I would encourage you to participate in contributing but only if you feel up to it. I am interested in your own insights and I am also interested in asking some questions that feed into my own thesis with the book as well. I am not interested in leading participants, but in gathering information and piecing those stories together into a larger narrative that involves people’s modern experience with awakening today. But only if you are up to it.
Oh, and congratulations on your new direction!
Thank you! I had to bite the bullet and just start….or maybe give myself a swift kick in the rear!

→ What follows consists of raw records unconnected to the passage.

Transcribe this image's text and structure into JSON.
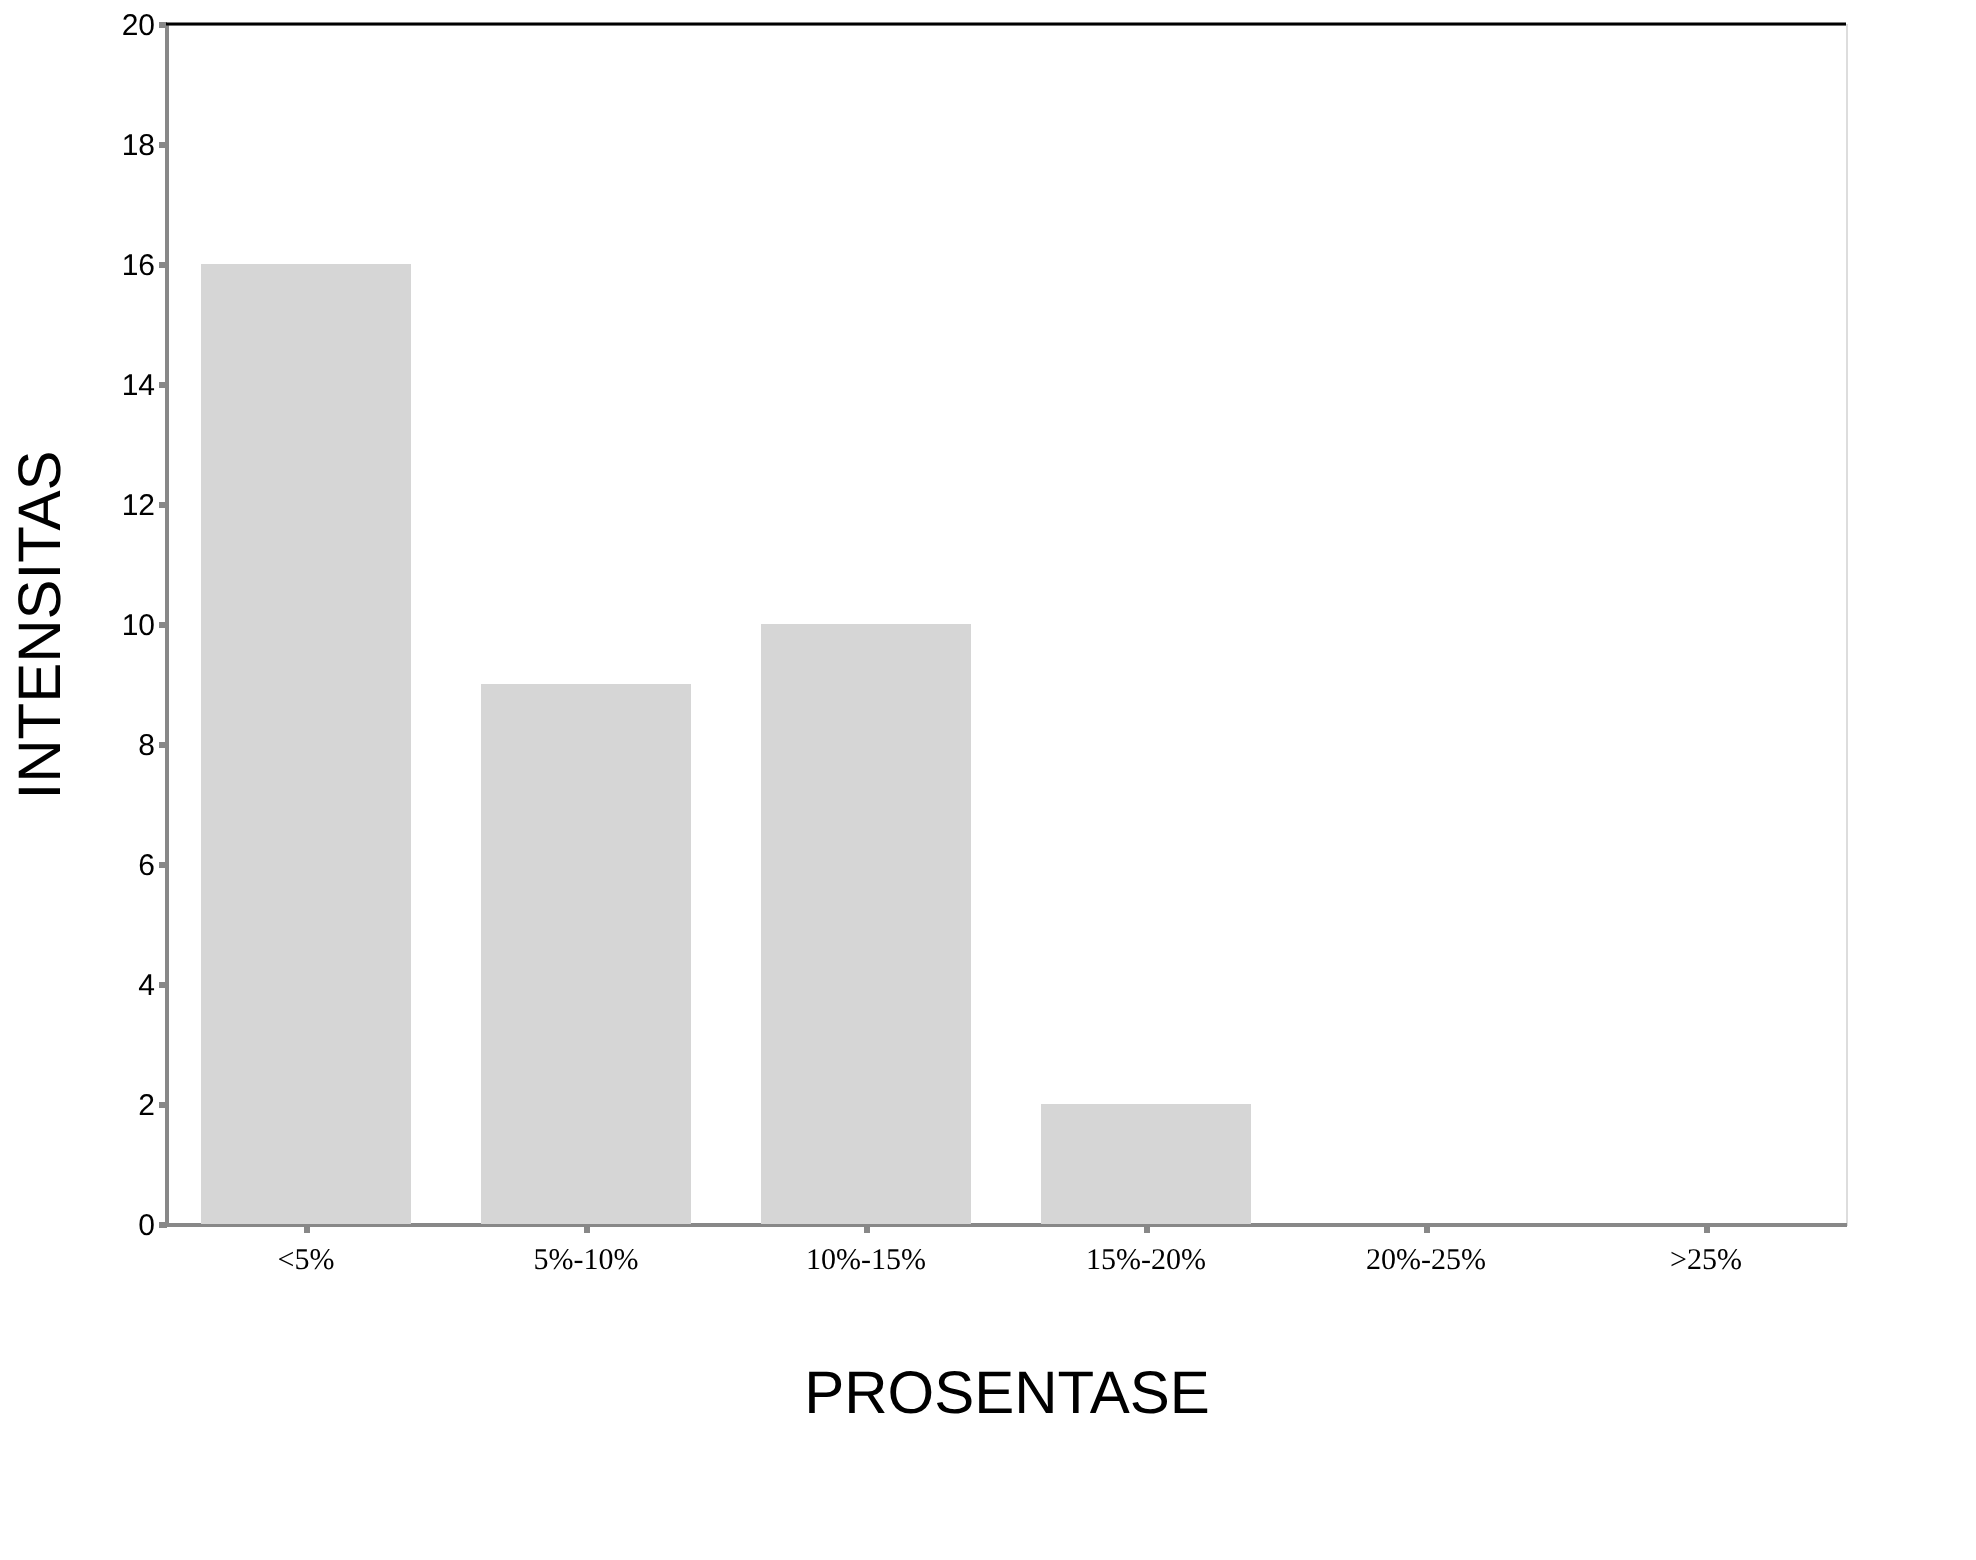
{
  "chart_data": {
    "type": "bar",
    "xlabel": "PROSENTASE",
    "ylabel": "INTENSITAS",
    "categories": [
      "<5%",
      "5%-10%",
      "10%-15%",
      "15%-20%",
      "20%-25%",
      ">25%"
    ],
    "values": [
      16,
      9,
      10,
      2,
      0,
      0
    ],
    "color": "#d6d6d6",
    "ylim": [
      0,
      20
    ],
    "yticks": [
      0,
      2,
      4,
      6,
      8,
      10,
      12,
      14,
      16,
      18,
      20
    ],
    "grid": false
  }
}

Wow! That you were objective enough to cut your manuscript by over two-thirds is astounding!!! and Congratulations! Sometimes editors want to do that, and I know authors who are too caught up in arrogance to let it happen, so they never publish. The fact that you did it yourself is really something! I’ll keep my eyes open and will be among the first to purchase and review your work. You helped me with my perspective once, so I will support your work in return.
I would welcome that, and thank-you.
Yes I edited that monster down, a previous manuscript on awakening (Waking The Infinite) but I also say that I pulled out its heart at the same time. I had this idea while writing that I wanted to pull from my current experience as it was happening thinking somehow that this would somehow provide something that I would not provide once things calmed down….well….it is hard to write coherently in such a state. I had to walk away. And now I have numerous iterations of it once I am ready to return to the work. We will see.